On September 22, 2025, the defense requested a prison sentence of 14 months. Including the time already spent in detention, this would equate to additional prison time of just over one month. On September 29, 2025, the prosecution requested Combs be sentenced to 135 months (11.25 years) in prison.

On October 3, 2025, Judge Subramanian sentenced Combs to four years and two months in federal prison, and fined him $500,000.

== Public opinions ==
Throughout the trial and after the verdict, public opinion on Combs acted as a pendulum.
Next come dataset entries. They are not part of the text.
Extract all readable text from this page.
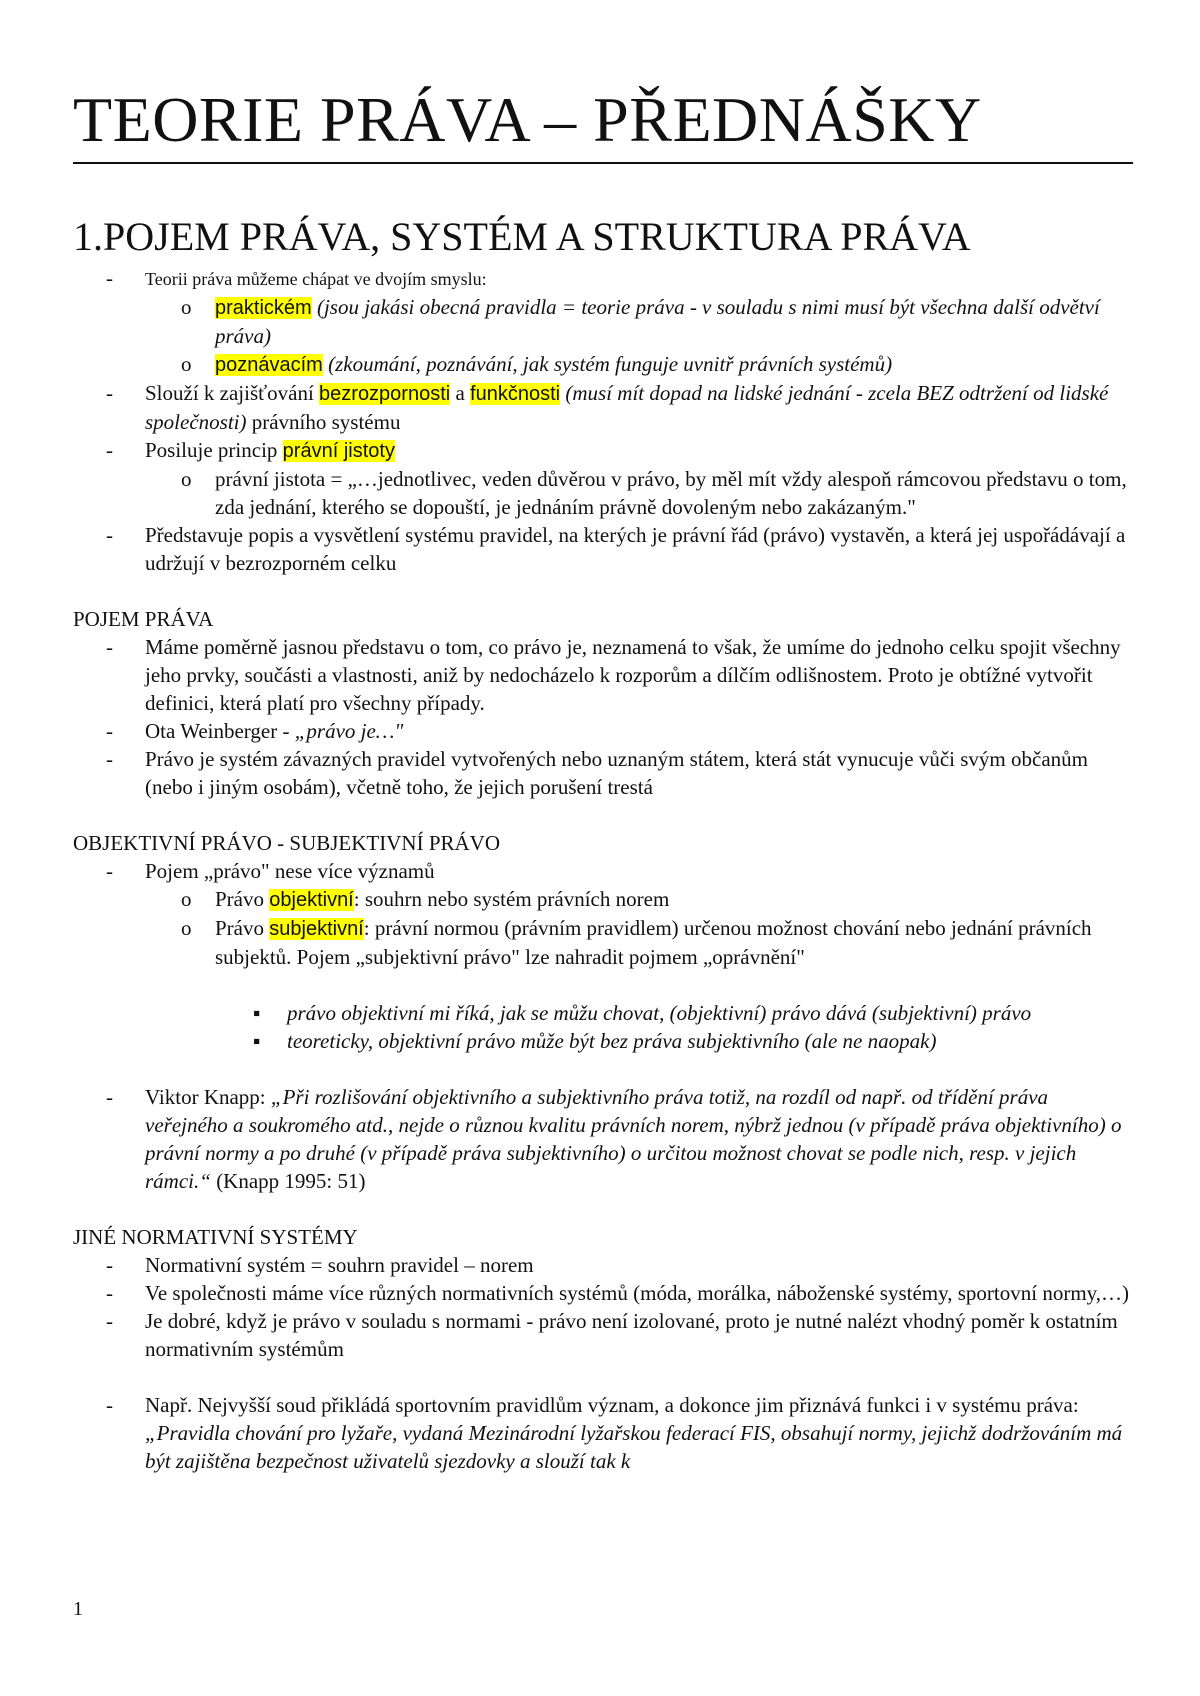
TEORIE PRÁVA – PŘEDNÁŠKY
1.POJEM PRÁVA, SYSTÉM A STRUKTURA PRÁVA
- Teorii práva můžeme chápat ve dvojím smyslu:
o praktickém (jsou jakási obecná pravidla = teorie práva - v souladu s nimi musí být všechna další odvětví práva)
o poznávacím (zkoumání, poznávání, jak systém funguje uvnitř právních systémů)
- Slouží k zajišťování bezrozpornosti a funkčnosti (musí mít dopad na lidské jednání - zcela BEZ odtržení od lidské společnosti) právního systému
- Posiluje princip právní jistoty
o právní jistota = „…jednotlivec, veden důvěrou v právo, by měl mít vždy alespoň rámcovou představu o tom, zda jednání, kterého se dopouští, je jednáním právně dovoleným nebo zakázaným."
- Představuje popis a vysvětlení systému pravidel, na kterých je právní řád (právo) vystavěn, a která jej uspořádávají a udržují v bezrozporném celku
POJEM PRÁVA
- Máme poměrně jasnou představu o tom, co právo je, neznamená to však, že umíme do jednoho celku spojit všechny jeho prvky, součásti a vlastnosti, aniž by nedocházelo k rozporům a dílčím odlišnostem. Proto je obtížné vytvořit definici, která platí pro všechny případy.
- Ota Weinberger - „právo je…"
- Právo je systém závazných pravidel vytvořených nebo uznaným státem, která stát vynucuje vůči svým občanům (nebo i jiným osobám), včetně toho, že jejich porušení trestá
OBJEKTIVNÍ PRÁVO - SUBJEKTIVNÍ PRÁVO
- Pojem „právo" nese více významů
o Právo objektivní: souhrn nebo systém právních norem
o Právo subjektivní: právní normou (právním pravidlem) určenou možnost chování nebo jednání právních subjektů. Pojem „subjektivní právo" lze nahradit pojmem „oprávnění"
▪ právo objektivní mi říká, jak se můžu chovat, (objektivní) právo dává (subjektivní) právo
▪ teoreticky, objektivní právo může být bez práva subjektivního (ale ne naopak)
- Viktor Knapp: „Při rozlišování objektivního a subjektivního práva totiž, na rozdíl od např. od třídění práva veřejného a soukromého atd., nejde o různou kvalitu právních norem, nýbrž jednou (v případě práva objektivního) o právní normy a po druhé (v případě práva subjektivního) o určitou možnost chovat se podle nich, resp. v jejich rámci.“ (Knapp 1995: 51)
JINÉ NORMATIVNÍ SYSTÉMY
- Normativní systém = souhrn pravidel – norem
- Ve společnosti máme více různých normativních systémů (móda, morálka, náboženské systémy, sportovní normy,…)
- Je dobré, když je právo v souladu s normami - právo není izolované, proto je nutné nalézt vhodný poměr k ostatním normativním systémům
- Např. Nejvyšší soud přikládá sportovním pravidlům význam, a dokonce jim přiznává funkci i v systému práva: „Pravidla chování pro lyžaře, vydaná Mezinárodní lyžařskou federací FIS, obsahují normy, jejichž dodržováním má být zajištěna bezpečnost uživatelů sjezdovky a slouží tak k
1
A third public opinion that has been circulating has resounded that the trial itself was unfair and unjust, being under the impression that accusations against Combs were false and just a ploy to “bring a strong Black man down”.
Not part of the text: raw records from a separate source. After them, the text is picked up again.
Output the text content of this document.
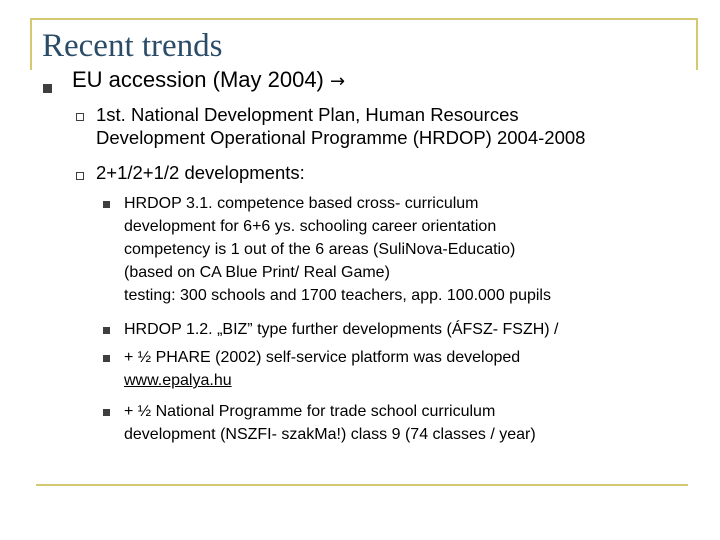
Recent trends
EU accession (May 2004) →
1st. National Development Plan, Human Resources
Development Operational Programme (HRDOP) 2004-2008
2+1/2+1/2 developments:
HRDOP 3.1. competence based cross- curriculum
development for 6+6 ys. schooling career orientation
competency is 1 out of the 6 areas (SuliNova-Educatio)
(based on CA Blue Print/ Real Game)
testing: 300 schools and 1700 teachers, app. 100.000 pupils
HRDOP 1.2. „BIZ” type further developments (ÁFSZ- FSZH) /
+ ½ PHARE (2002) self-service platform was developed
www.epalya.hu
+ ½ National Programme for trade school curriculum
development (NSZFI- szakMa!) class 9 (74 classes / year)
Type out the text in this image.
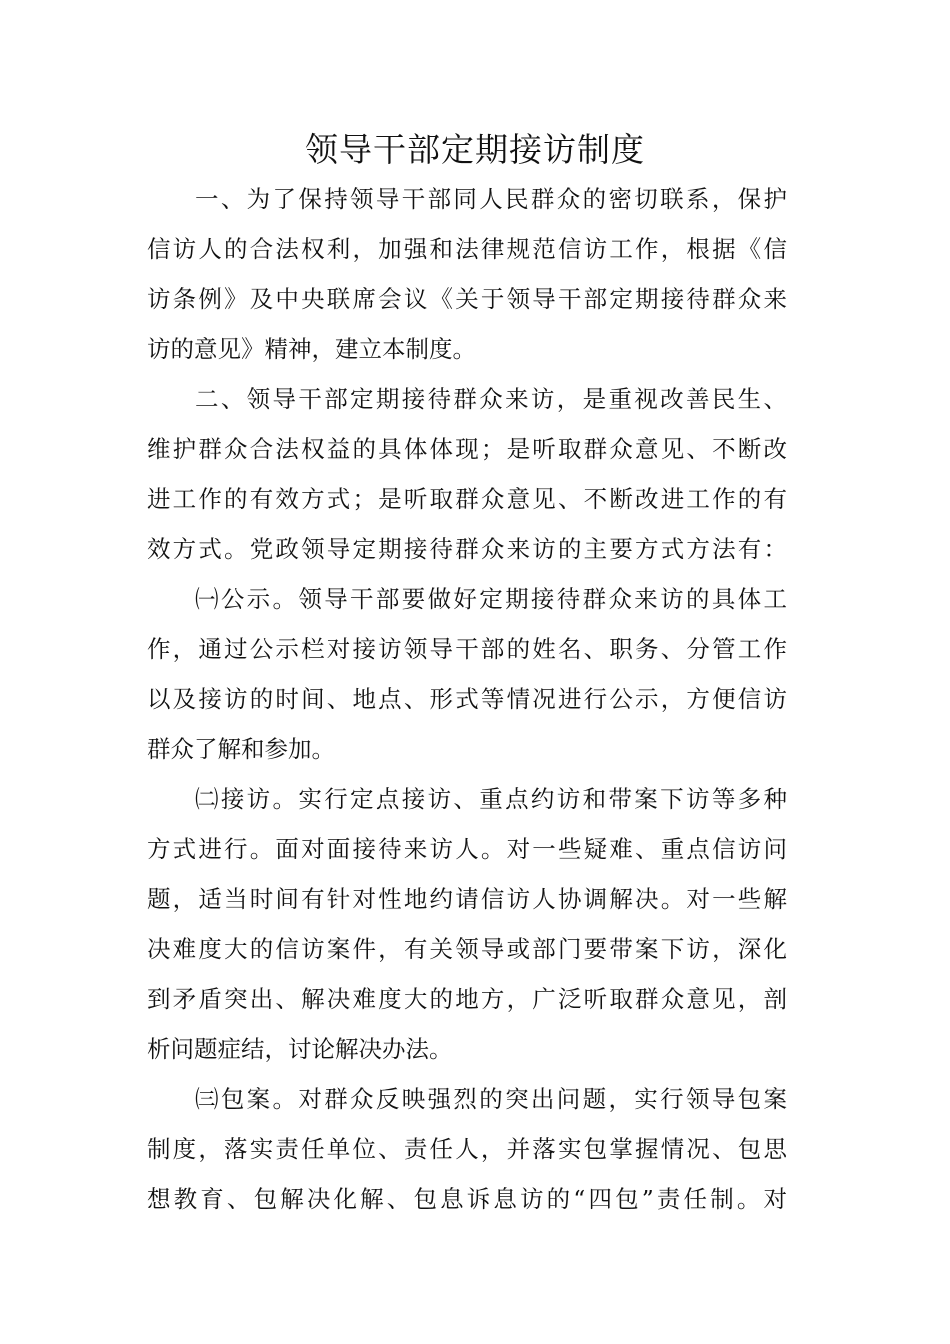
领导干部定期接访制度
一、为了保持领导干部同人民群众的密切联系，保护
信访人的合法权利，加强和法律规范信访工作，根据《信
访条例》及中央联席会议《关于领导干部定期接待群众来
访的意见》精神，建立本制度。
二、领导干部定期接待群众来访，是重视改善民生、
维护群众合法权益的具体体现；是听取群众意见、不断改
进工作的有效方式；是听取群众意见、不断改进工作的有
效方式。党政领导定期接待群众来访的主要方式方法有：
㈠公示。领导干部要做好定期接待群众来访的具体工
作，通过公示栏对接访领导干部的姓名、职务、分管工作
以及接访的时间、地点、形式等情况进行公示，方便信访
群众了解和参加。
㈡接访。实行定点接访、重点约访和带案下访等多种
方式进行。面对面接待来访人。对一些疑难、重点信访问
题，适当时间有针对性地约请信访人协调解决。对一些解
决难度大的信访案件，有关领导或部门要带案下访，深化
到矛盾突出、解决难度大的地方，广泛听取群众意见，剖
析问题症结，讨论解决办法。
㈢包案。对群众反映强烈的突出问题，实行领导包案
制度，落实责任单位、责任人，并落实包掌握情况、包思
想教育、包解决化解、包息诉息访的“四包”责任制。对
An additional reaction that has been produced from these trials is a flood of memes, including jokes about baby oil and surviving Diddy Parties, referring to the "All White" parties hosted by Combs where alleged sexual misconduct took place. The trial has inspired several Roblox games pertaining to the aforementioned jokes. These types of memes have taken over several social media platforms, including the comment sections of Instagram and TikTok, using terms such as "no Diddy" as a way to avert accusations of homosexuality.

Ian Maxwell, brother of convicted sex trafficker Ghislaine Maxwell, in a 2026 interview with the Telegraph, stated that "You have a situation where somebody like P Diddy stands in front of the same federal court on the same charge and receives four-and-a-half years for extreme physical battery, and my sister receives 20 years"

==Possible pardon==
During a May 30 press conference, President Donald Trump was asked if he would consider pardoning Combs if found guilty. Trump said he was not closely following the trial but would "certainly look at the facts". Trump had previously been friends with Combs in their overlapping tenures as celebrities. They fell out when Trump entered politics; in 2020, Combs said that "white men like Trump need to be banished" and endorsed presidential candidate Joe Biden. On July 29, 2025, Deadline Hollywood reported that Trump was "seriously considering" pardoning Combs. In an August 1 interview with Rob Finnerty, Trump said that Combs' critical remarks about his campaign made him reluctant to issue a pardon. In January 2026, Trump said that Combs had asked him for a pardon, but he was not intending on granting one.